Mythologist | Author | Speaker | Illustrator

April 5, 2008

First published April 4, 2008

 in Economic Times

Everybody loves Hanuman

Published in Corporate Dossier, Economic Times supplement, 4 April 2008.

Hanuman plays an important role in the Ramayan, yet in the epic itself, he does not hold any great position. He is just one of the many monkeys Ram encounters in the forest. He is not Sugriva, leader of the monkey troop. He is not Angad, who is told to lead the band of monkeys searching for Sita. He is not Jambavan, the bear or Nila, the monkey, who are given the responsibility of building the bridge. He is projected as an obedient follower who, through his intelligence, strength and courage, wins the admiration of Ram and emerges as one of the most revered characters of the tale and a god in his own right. But at no point does Hanuman make any attempt to steal anyone’s glory; while in his own temple he stands powerful with mountain in hand and feet on a demon, in Ram’s temple he is most content sitting at the feet of his master, hands in supplication.

Who would not want a Hanuman in his team? One who is very good at his work, one who will do whatever he is told to do, one who will never seek either reward or recognition and one who finds validation in obeying his master.

If we go to Raju’s auto repair shop, we will find that all the work is done by his Hanuman: Amol, a young boy, who has been working with Raju for three years. Amol is a natural, able to fix the most complex of problems. Raju knows he can totally rely on Amol. No job is too big or too small for Amol. He is as happy changing a tyre, as he is fixing the brakes. He does not boss over the juniors and does not feel slighted if the seniors ask him to fetch tea. If there is a problem that eludes a standard solution, everyone knows that leave it to Amol — he will, like Hanuman crossing the sea, find a way.

Yes, it matters greatly to have a Hanuman in our team. One who will not question you. One who will do exactly what you tell him to do. One who delivers no matter what the odds. One who is loyal and devoted. But is that really good?

The following is a folk story of Hanuman: Hanuman once narrated the entire Ramayan to his mother, Anjani. After the narration, an impressed Anjani sought a clarification. “You are so strong that with a flick of a tail you could have destroyed the whole of Lanka, killed Ravan and rescued Sita. Why did you not do so? So much effort and time would have been saved — you would not have had to build a bridge to Lanka, you could have avoided the war. Why did you not do that?”

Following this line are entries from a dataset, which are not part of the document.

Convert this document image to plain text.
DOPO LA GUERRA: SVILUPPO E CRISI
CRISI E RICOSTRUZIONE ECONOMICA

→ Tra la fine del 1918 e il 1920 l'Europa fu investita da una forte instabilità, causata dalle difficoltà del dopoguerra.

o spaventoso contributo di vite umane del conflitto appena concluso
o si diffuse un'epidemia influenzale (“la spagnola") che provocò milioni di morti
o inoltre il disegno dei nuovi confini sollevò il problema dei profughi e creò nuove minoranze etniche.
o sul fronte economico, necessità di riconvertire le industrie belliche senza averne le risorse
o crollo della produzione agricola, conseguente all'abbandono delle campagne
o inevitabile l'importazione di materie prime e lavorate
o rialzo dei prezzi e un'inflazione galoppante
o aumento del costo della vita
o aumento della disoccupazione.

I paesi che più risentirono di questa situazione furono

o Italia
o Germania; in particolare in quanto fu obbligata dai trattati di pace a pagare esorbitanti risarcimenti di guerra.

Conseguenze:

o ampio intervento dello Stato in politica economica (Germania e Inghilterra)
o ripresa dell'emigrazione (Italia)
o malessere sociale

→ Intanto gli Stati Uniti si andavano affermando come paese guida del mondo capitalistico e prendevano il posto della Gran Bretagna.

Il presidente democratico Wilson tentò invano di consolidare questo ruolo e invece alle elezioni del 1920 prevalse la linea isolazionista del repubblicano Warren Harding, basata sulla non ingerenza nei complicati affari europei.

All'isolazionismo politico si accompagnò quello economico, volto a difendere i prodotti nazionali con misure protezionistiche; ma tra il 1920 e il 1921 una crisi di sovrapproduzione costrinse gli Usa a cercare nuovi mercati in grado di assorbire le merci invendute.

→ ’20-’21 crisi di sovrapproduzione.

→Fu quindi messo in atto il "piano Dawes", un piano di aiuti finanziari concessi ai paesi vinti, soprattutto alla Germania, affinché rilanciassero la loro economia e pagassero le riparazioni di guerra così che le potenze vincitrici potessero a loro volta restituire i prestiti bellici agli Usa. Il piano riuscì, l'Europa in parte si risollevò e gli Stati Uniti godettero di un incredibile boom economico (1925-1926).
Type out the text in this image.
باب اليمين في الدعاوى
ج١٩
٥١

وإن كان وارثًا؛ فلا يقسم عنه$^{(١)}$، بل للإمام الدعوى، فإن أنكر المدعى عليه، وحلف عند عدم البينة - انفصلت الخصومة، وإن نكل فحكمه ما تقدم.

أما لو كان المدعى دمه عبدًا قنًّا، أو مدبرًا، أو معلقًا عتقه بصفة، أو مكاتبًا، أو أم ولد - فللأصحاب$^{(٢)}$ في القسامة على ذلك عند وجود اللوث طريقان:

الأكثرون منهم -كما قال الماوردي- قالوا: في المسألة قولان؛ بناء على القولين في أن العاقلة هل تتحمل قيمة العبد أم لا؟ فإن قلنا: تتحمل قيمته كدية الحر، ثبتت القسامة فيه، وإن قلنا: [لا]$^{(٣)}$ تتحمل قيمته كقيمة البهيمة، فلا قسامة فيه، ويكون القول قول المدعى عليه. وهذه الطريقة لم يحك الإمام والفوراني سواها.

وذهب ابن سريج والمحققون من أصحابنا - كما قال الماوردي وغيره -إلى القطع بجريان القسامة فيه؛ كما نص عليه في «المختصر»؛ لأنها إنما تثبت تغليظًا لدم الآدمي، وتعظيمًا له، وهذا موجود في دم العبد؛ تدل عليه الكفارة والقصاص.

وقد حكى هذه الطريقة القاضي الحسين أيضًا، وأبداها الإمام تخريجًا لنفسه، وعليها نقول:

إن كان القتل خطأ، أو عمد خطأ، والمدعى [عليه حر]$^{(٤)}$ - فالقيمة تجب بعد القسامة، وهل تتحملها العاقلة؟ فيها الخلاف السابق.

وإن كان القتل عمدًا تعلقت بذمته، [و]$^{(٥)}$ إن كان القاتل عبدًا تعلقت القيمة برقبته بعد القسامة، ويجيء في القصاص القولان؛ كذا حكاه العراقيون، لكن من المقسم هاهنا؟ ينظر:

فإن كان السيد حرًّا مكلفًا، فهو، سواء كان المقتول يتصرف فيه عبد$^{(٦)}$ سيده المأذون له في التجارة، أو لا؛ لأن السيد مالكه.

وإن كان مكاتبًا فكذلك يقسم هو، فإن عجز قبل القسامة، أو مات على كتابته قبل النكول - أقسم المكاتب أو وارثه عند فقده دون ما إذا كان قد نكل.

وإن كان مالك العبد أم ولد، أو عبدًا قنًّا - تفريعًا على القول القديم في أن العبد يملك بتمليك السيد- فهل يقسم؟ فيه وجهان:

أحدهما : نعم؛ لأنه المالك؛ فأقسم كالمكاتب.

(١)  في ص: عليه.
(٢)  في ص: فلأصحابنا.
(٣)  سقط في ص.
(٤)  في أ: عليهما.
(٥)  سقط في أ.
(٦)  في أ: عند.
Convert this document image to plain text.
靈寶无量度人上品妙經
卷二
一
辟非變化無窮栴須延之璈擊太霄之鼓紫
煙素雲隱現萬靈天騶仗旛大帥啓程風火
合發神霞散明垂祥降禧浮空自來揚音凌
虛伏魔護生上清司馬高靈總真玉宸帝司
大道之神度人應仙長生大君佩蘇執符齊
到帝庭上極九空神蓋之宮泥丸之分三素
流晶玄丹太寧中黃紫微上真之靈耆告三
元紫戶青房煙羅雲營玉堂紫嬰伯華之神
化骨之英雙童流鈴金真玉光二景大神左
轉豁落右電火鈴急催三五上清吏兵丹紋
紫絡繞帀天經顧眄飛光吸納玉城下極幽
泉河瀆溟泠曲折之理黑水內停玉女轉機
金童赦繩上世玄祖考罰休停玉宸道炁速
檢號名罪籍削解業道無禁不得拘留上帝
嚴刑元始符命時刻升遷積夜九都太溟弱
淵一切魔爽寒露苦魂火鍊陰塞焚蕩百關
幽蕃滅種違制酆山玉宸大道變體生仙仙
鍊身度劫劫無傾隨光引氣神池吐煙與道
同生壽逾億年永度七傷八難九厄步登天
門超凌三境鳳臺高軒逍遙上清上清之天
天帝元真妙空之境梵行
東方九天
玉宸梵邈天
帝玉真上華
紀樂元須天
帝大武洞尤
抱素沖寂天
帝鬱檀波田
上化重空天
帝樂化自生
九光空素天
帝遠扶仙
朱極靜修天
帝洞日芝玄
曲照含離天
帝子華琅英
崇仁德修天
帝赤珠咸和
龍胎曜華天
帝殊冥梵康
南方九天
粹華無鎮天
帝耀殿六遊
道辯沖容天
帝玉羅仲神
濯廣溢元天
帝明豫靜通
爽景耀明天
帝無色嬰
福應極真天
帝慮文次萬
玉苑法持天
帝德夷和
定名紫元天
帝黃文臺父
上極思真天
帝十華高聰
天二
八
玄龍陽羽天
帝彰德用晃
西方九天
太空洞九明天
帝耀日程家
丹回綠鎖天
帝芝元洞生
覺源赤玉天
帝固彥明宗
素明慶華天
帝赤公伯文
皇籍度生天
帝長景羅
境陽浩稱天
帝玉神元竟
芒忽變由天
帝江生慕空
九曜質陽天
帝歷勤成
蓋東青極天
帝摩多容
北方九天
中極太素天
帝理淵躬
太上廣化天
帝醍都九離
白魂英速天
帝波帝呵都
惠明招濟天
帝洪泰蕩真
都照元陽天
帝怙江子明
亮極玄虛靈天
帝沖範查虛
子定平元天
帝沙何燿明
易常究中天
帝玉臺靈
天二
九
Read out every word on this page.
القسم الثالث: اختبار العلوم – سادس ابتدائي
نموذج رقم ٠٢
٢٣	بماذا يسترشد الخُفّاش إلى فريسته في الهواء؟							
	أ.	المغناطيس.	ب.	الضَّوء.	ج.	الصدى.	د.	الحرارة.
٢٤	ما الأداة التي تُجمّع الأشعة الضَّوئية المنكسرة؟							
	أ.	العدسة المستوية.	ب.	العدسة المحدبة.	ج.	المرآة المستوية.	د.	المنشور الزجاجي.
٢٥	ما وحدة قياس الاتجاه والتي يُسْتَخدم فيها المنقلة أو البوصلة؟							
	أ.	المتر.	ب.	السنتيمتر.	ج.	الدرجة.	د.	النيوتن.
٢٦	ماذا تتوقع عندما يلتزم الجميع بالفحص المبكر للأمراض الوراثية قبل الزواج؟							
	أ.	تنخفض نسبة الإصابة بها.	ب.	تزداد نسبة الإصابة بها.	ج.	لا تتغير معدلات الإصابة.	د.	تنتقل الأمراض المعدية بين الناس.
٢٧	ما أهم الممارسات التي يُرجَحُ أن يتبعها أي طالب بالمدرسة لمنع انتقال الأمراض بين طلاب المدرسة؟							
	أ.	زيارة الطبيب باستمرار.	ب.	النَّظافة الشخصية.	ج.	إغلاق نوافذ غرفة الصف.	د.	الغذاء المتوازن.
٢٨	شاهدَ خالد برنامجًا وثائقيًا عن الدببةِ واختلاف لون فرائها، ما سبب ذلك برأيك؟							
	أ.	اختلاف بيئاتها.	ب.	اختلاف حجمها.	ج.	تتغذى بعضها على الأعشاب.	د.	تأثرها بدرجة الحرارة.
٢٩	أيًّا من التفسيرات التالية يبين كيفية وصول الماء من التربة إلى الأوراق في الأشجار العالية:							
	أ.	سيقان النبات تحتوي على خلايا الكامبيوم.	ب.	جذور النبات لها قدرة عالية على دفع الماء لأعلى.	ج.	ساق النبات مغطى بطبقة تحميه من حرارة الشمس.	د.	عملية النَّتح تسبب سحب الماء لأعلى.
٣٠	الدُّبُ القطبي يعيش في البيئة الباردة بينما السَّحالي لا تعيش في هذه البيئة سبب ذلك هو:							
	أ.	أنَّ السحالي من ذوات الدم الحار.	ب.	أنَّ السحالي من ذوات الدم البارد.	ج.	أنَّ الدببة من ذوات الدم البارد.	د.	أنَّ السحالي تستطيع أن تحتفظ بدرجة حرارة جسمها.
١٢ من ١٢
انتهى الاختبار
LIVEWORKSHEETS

Hanuman replied, “Because Ram never asked me to.”

And suddenly we wonder if this was opportunity lost. Hanuman was asked to discover Sita’s location; he did that. Hanuman was asked to fetch the mountain of herbs that would save Lakshmana’s life; he did that. No one asked him to destroy the Rakshasas and rescue Sita. So he did not do that. One common explanation given for why Ram never asked Hanuman to kill Ravan and rescue Sita is that it was Ram’s duty to rescue Sita, not Hanuman’s. Ramayan is about Ram, not Hanuman. But it is not so in the corporate world; the story is about the entire organization, not just about the leaders.

In the entire epic, Hanuman proves his capability time and time again. On his way to find Sita, he displays his extraordinary power (crosses the ocean), brain (outwits the snake-demon Surasa), brawn (kills Simhika) and integrity (not resting on Mandara mountain). And yet, while everyone admires this, no one seems eager to take full advantage of it. Was this refusal to take advantage of Hanuman’s abilities a divine decision or merely a oversight? Is the same being done in the corporate world?

Yes, Raju loves Amol’s work. Yes, Raju admires Amol’s work. But is Raju harnessing the full potential of Amol? Is his contentment with Amol’s obedience preventing him from seeing all that Amol can do, proactively, creatively, independently, if he is given the freedom to do so? Ask Raju and he will say, “But I don’t stop Amol from doing anything.” He does not stop Amol from doing anything, but he does not encourage Amol to do something else either.

The greatest danger of having Hanumans in our team is that his actions are limited by our directions. Maybe we fear that if Hanuman thinks for himself, there will be chaos — he is a monkey after all. Maybe we fear that he will overshadow us. Hence, ultimately, only we decide the goals, we define the vision, we declare the mission and state the objective. Our Hanuman will help you realize all this. But, maybe, the goals could have been greater and grander, if we had let Hanuman do more than merely obey.

Amol once had given Raju a suggestion. “Sir, if we park our cars perpendicular to the wall rather than parallel we can keep more cars in the garage?” Raju ignored this suggestion. “Do you work,” he snapped at Amol without giving his words much thought. But the message he implicitly gave Amol was that — ‘I only want your obedience, not your intelligence.’ Amol immediately complied. And that marked the end of Amol’s creativity that would have perhaps made Raju’s auto repair shop a much greater success.

This is the danger of over compliance and extreme obedience. We prevent followers from thinking and contributing. It makes business sense therefore to take a closer look at the Hanumans in our team; we just might find in their hearts a Ram waiting to be coaxed out.